Дед Никифор, поеживаясь, шевелил лопатками: болела спина, по которой уже успел пройтись винтовочный приклад бандита.
— Какой же я лазутчик? — сказал дед. — Просто иду из Гусаровки в город.
— А знаешь ли ты, что в городе красные? — спросил атаман.
— Откуда мне знать? Красные там, чи петлюры, чи махны. Кто их теперь разберет?
— Дурачком прикидываешься, зараза? Прикуси язык, с тобой сам Буряк разговаривает! — прикрикнул атаман.
— Значит, так, — сказал прыщеватый. — Установлено первое: шел в город поближе к пролетариату.
— Поближе к работе.
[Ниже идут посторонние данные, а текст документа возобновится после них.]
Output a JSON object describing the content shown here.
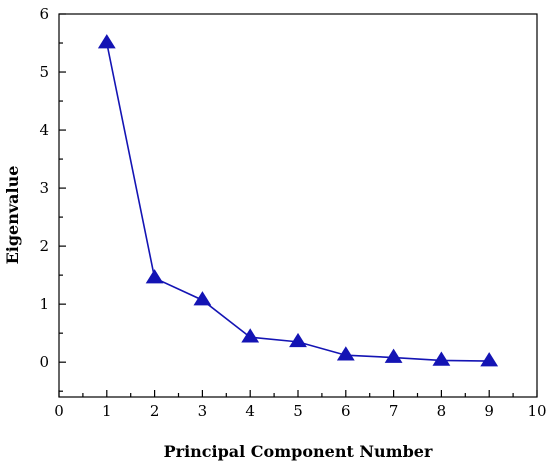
{
  "chart_data": {
    "type": "line",
    "title": "",
    "xlabel": "Principal Component Number",
    "ylabel": "Eigenvalue",
    "xlim": [
      0,
      10
    ],
    "ylim": [
      -0.6,
      6
    ],
    "x_ticks": [
      "0",
      "1",
      "2",
      "3",
      "4",
      "5",
      "6",
      "7",
      "8",
      "9",
      "10"
    ],
    "y_ticks": [
      "0",
      "1",
      "2",
      "3",
      "4",
      "5",
      "6"
    ],
    "grid": false,
    "legend": "none",
    "marker": "triangle-up",
    "color": "#1414b4",
    "series": [
      {
        "x": [
          1,
          2,
          3,
          4,
          5,
          6,
          7,
          8,
          9
        ],
        "values": [
          5.5,
          1.45,
          1.07,
          0.43,
          0.35,
          0.12,
          0.08,
          0.03,
          0.02
        ]
      }
    ]
  }
}
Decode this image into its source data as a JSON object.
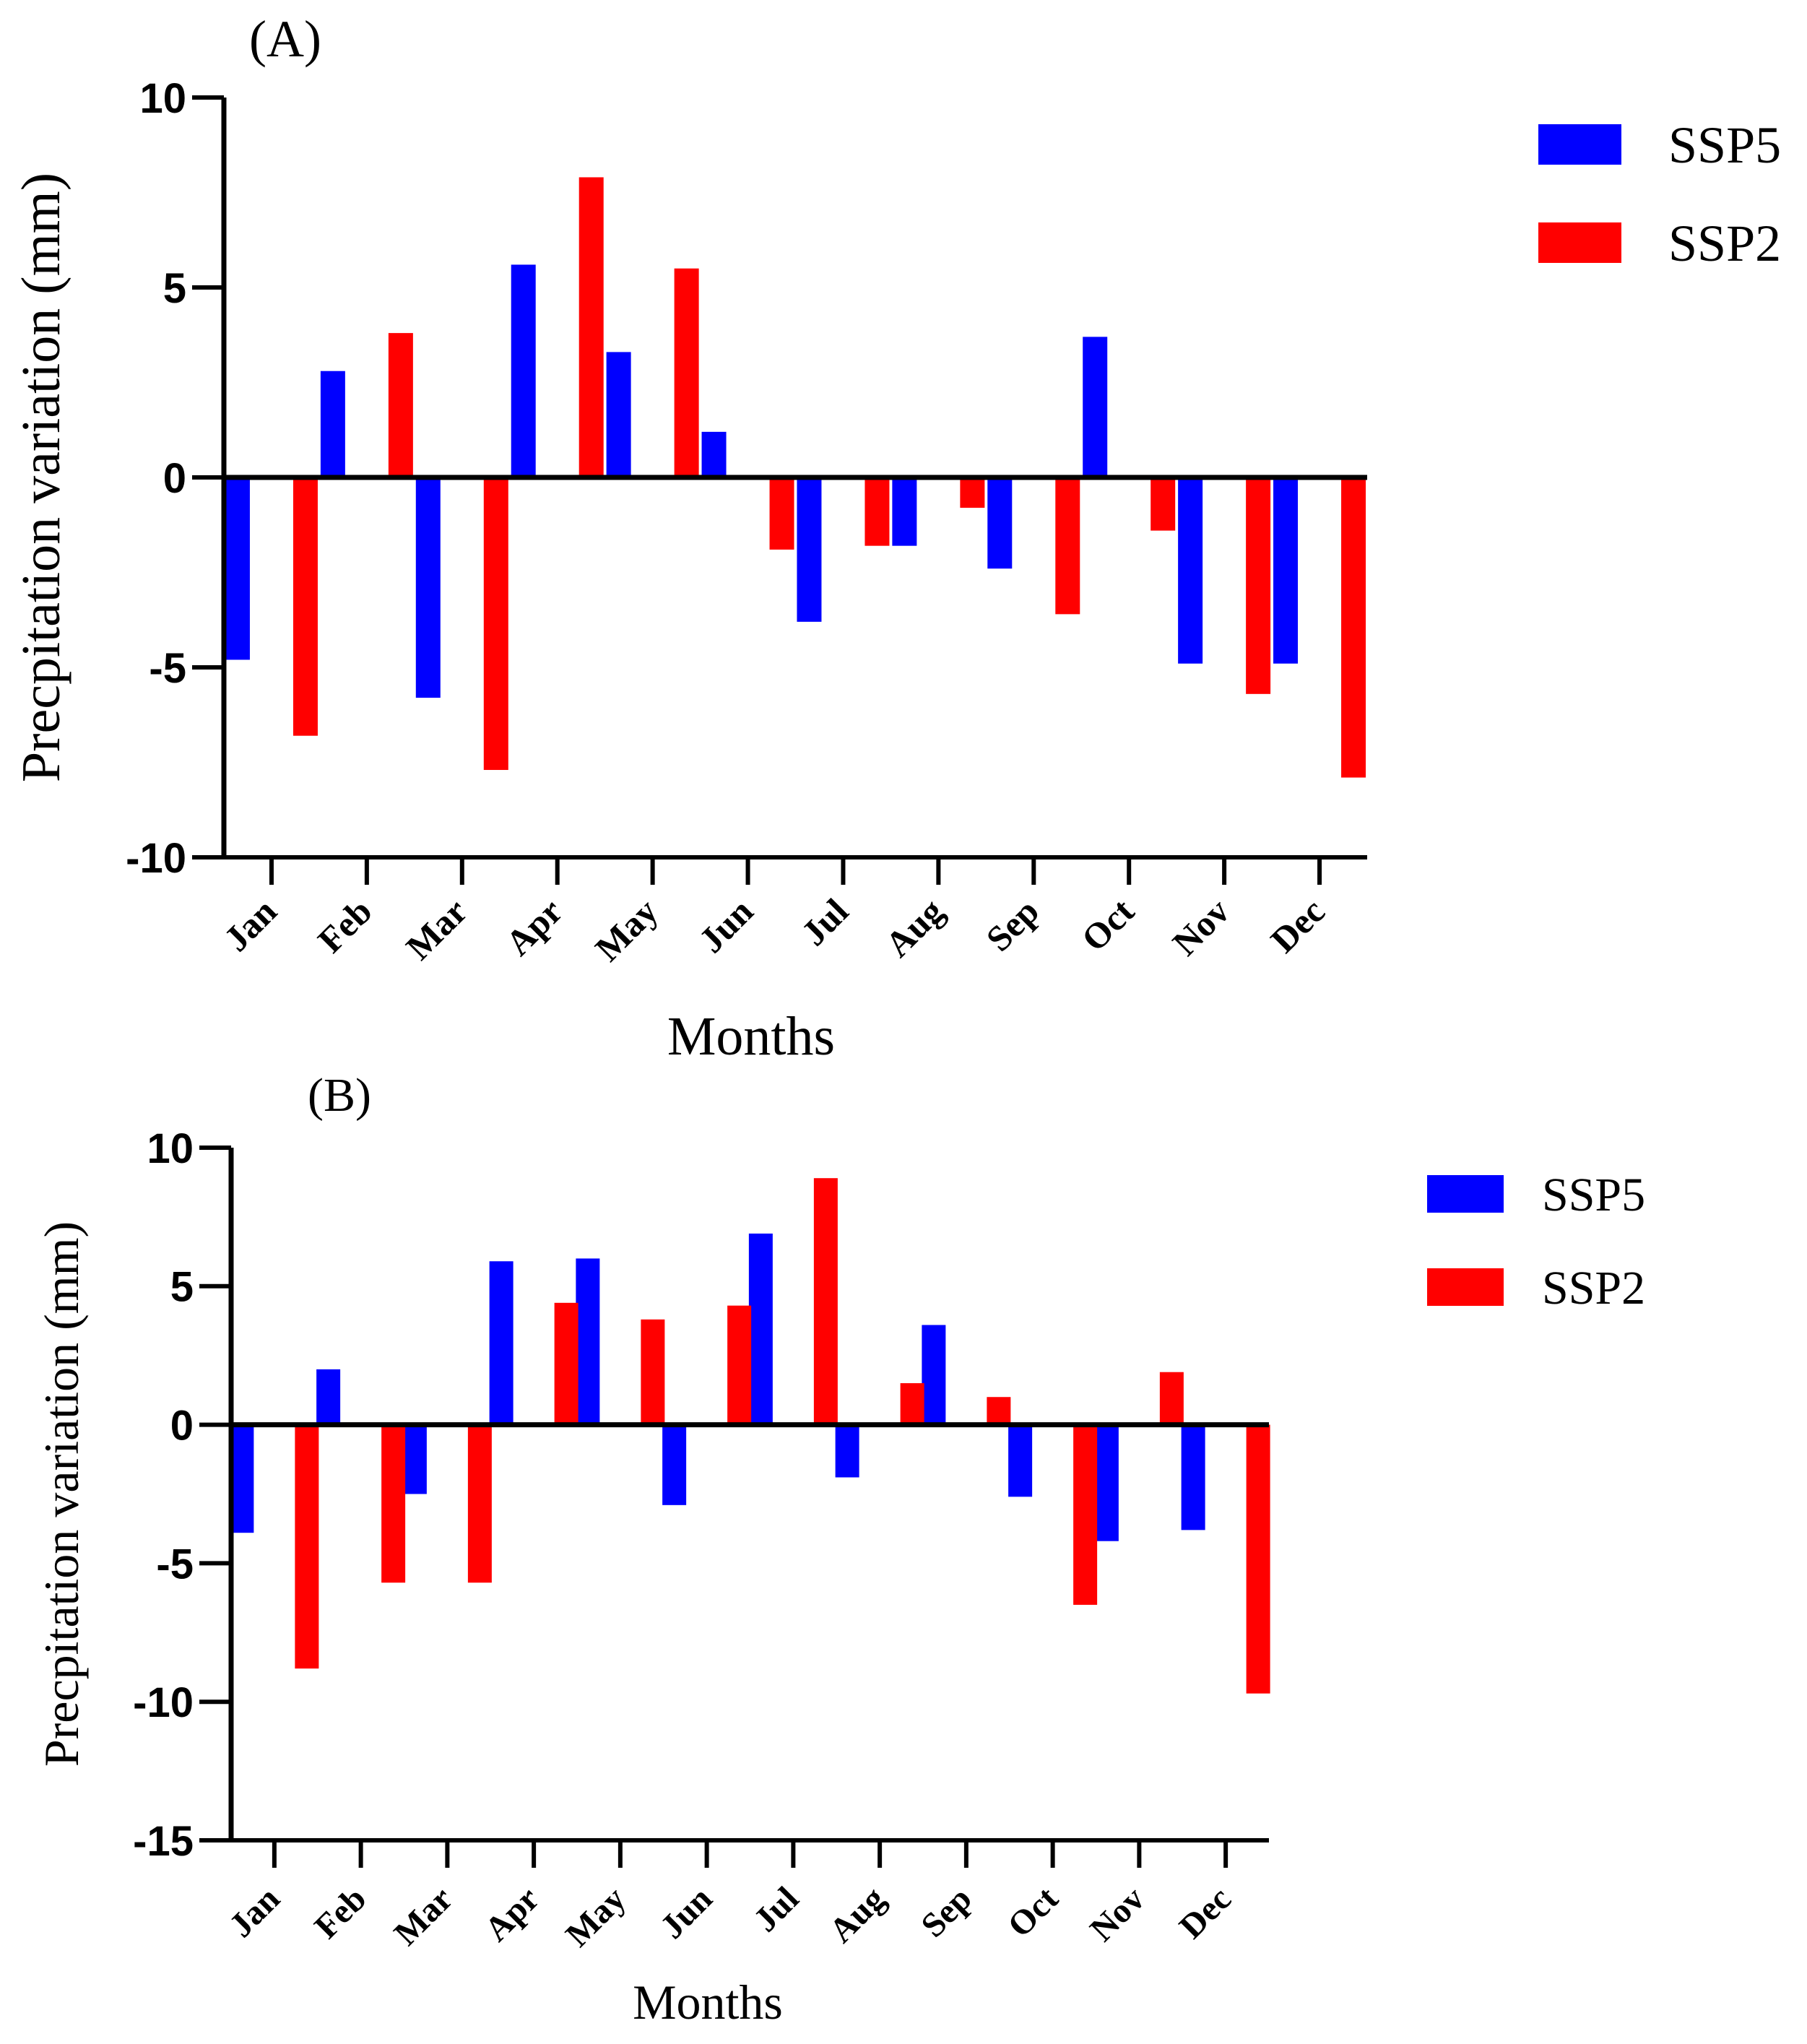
{
  "chart_data": [
    {
      "type": "bar",
      "panel_label": "(A)",
      "categories": [
        "Jan",
        "Feb",
        "Mar",
        "Apr",
        "May",
        "Jun",
        "Jul",
        "Aug",
        "Sep",
        "Oct",
        "Nov",
        "Dec"
      ],
      "series": [
        {
          "name": "SSP5",
          "color": "#0000ff",
          "values": [
            -4.8,
            2.8,
            -5.8,
            5.6,
            3.3,
            1.2,
            -3.8,
            -1.8,
            -2.4,
            3.7,
            -4.9,
            -4.9
          ]
        },
        {
          "name": "SSP2",
          "color": "#ff0000",
          "values": [
            -6.8,
            3.8,
            -7.7,
            7.9,
            5.5,
            -1.9,
            -1.8,
            -0.8,
            -3.6,
            -1.4,
            -5.7,
            -7.9
          ]
        }
      ],
      "xlabel": "Months",
      "ylabel": "Precpitation variation (mm)",
      "ylim": [
        -10,
        10
      ],
      "yticks": [
        -10,
        -5,
        0,
        5,
        10
      ],
      "ytick_labels": [
        "-10",
        "-5",
        "0",
        "5",
        "10"
      ],
      "legend_position": "top-right",
      "grid": false
    },
    {
      "type": "bar",
      "panel_label": "(B)",
      "categories": [
        "Jan",
        "Feb",
        "Mar",
        "Apr",
        "May",
        "Jun",
        "Jul",
        "Aug",
        "Sep",
        "Oct",
        "Nov",
        "Dec"
      ],
      "series": [
        {
          "name": "SSP5",
          "color": "#0000ff",
          "values": [
            -3.9,
            2.0,
            -2.5,
            5.9,
            6.0,
            -2.9,
            6.9,
            -1.9,
            3.6,
            -2.6,
            -4.2,
            -3.8
          ]
        },
        {
          "name": "SSP2",
          "color": "#ff0000",
          "values": [
            -8.8,
            -5.7,
            -5.7,
            4.4,
            3.8,
            4.3,
            8.9,
            1.5,
            1.0,
            -6.5,
            1.9,
            -9.7
          ]
        }
      ],
      "xlabel": "Months",
      "ylabel": "Precpitation variation (mm)",
      "ylim": [
        -15,
        10
      ],
      "yticks": [
        -15,
        -10,
        -5,
        0,
        5,
        10
      ],
      "ytick_labels": [
        "-15",
        "-10",
        "-5",
        "0",
        "5",
        "10"
      ],
      "legend_position": "top-right",
      "grid": false
    }
  ]
}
На заработки иду.
— Сейчас ты у меня заработаешь! — Буряк взмахнул нагайкой над головой деда. Но внезапно успокоился и, немного помолчав, спросил:
— А лошадь у тебя где?
Никифор вздрогнул: «Откуда же им известно?», но ответил твердым голосом:
— Нету у меня лошади, пеш я.
— Так-таки пёр пеши? А ну-ка, начштаба, пододвинь лампу, — и Буряк стал разглядывать сапоги деда: начищенные или в пыли?.. Но разве поймешь, когда они такие старые, что вот-вот развалятся. — А ведро зачем? Признавайся, зараза, куда коня девал!
— Ведро я возле хутора нашел, ногой наткнулся, — нетвердо объяснил дед.
— Ты слышал, начштаба? Оказывается, тут ведра вокруг задарма валяются! Скажи интенданту — пускай сбором займется.
— Да что его слухать, Григорий Степаныч! В расход — и точка.
— Ладно, — решил атаман, выразительно помахивая плетью. — Завтра мы разговор продолжим, а сейчас — в сарай его.